The Point and Jersey Shore Medical Center also organized "Kites Against Cancer" to benefit the breast care center at JSMC originally and eventually all of "The Breast Care Centers of The Meridian Healthcare." This successful event got The Point into the Guinness Book of World Records for flying the most kites at one time in a single location.

===Millennium Radio===
In June 2002, the sale of the "shore group" was completed and Millennium Radio Group took over WJLK-FM and its sister stations, WBBO, WOBM and WOBM-FM, WADB and eventually WCHR-FM.

In February 2009, WJLK started using new station IDs and branding, referring to itself as "The Jersey Shore's Hit Music Channel", despite still mostly playing adult contemporary music, in response to WHTG rebranding itself as "The Jersey Shore's Hit Music Connection" and adopting a top 40 format the previous month.
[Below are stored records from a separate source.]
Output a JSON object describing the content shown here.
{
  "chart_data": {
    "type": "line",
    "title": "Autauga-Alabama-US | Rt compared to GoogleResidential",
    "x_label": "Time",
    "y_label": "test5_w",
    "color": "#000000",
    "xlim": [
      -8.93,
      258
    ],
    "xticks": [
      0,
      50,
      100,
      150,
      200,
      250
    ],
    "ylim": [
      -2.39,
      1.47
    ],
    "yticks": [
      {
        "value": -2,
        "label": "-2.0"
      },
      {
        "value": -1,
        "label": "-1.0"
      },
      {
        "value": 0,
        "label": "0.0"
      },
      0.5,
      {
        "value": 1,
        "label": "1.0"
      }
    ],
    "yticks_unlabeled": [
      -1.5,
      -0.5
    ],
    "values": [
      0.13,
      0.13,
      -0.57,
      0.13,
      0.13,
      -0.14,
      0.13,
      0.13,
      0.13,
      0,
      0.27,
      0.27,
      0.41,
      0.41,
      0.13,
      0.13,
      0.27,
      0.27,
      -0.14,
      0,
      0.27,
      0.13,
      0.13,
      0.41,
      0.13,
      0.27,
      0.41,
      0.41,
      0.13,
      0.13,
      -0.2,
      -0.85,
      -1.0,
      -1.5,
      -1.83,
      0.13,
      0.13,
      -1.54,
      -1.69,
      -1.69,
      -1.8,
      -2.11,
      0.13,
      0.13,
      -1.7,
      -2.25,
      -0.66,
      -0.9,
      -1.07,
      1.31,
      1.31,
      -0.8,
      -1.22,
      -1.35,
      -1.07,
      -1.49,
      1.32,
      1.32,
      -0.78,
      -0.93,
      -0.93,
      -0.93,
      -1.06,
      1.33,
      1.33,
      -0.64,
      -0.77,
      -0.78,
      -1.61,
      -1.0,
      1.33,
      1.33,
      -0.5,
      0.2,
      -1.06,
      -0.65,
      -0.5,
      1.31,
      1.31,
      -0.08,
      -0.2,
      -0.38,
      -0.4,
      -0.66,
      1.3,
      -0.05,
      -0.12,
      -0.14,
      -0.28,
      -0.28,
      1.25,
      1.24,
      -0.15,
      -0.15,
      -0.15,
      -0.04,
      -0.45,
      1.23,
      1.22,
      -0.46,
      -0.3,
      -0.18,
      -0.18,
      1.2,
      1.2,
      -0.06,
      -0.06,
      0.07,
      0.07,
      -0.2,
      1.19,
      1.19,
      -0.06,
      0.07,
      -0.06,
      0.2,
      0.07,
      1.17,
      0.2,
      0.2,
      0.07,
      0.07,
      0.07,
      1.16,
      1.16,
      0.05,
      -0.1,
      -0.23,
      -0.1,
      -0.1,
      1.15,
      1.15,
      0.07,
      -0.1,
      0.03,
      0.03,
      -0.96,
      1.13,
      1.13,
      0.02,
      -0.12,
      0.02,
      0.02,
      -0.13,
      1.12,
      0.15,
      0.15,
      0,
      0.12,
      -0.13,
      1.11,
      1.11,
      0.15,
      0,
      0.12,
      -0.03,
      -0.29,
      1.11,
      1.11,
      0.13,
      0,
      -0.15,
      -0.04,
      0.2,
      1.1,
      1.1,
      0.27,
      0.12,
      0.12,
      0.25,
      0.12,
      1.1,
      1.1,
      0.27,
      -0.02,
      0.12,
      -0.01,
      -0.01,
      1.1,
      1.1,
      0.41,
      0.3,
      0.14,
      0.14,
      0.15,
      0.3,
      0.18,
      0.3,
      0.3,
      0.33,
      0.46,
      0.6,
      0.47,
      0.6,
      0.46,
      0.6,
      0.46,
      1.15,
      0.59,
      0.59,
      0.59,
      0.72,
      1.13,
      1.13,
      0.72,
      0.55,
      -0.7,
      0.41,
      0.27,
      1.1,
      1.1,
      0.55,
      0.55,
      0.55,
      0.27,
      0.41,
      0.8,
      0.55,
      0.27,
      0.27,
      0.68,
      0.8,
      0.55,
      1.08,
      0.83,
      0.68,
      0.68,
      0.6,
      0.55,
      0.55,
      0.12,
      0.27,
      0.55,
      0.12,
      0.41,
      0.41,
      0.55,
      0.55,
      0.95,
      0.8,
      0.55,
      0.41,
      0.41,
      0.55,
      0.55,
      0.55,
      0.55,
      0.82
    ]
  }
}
The sound of WJLK has an emphasis on hits from today.

Also in 2009, WJLK lost part of its Ocean County coverage area due to the power increase of co-channel radio station WIBG-FM in Avalon. Since this time, WJLK's signal has become mostly un-listenable south of Forked River while WIBG-FM serves the Manahawkin, Long Beach Island and Tuckerton areas.

WJLK began simulcasting on WOBM (1160 AM) and its FM translator on 104.1 on July 10, 2023, expanding the station's coverage of northern Ocean County. WJLK readded the "-FM" suffix to its call sign on July 21, allowing WOBM to change its call sign to WJLK. The simulcast ended in March 2025, when Townsquare shut down WJLK AM.

==HD Radio==
In July 2007, WJLK began broadcasting in HD Radio. In October 2007, WJLK launched an HD2 channel, which is a simulcast of the classic rock format from sister station 105.7 The Hawk (WCHR-FM). In 2009, WJLK-HD2 launched S*ALT ("ShoreAlternative.com") in response to WHTG's departure of the alternative format, attempting to fill the void left in the Monmouth/Ocean market. That ended in 2011, ahead of Townsquare Media acquiring Millennium Radio New Jersey.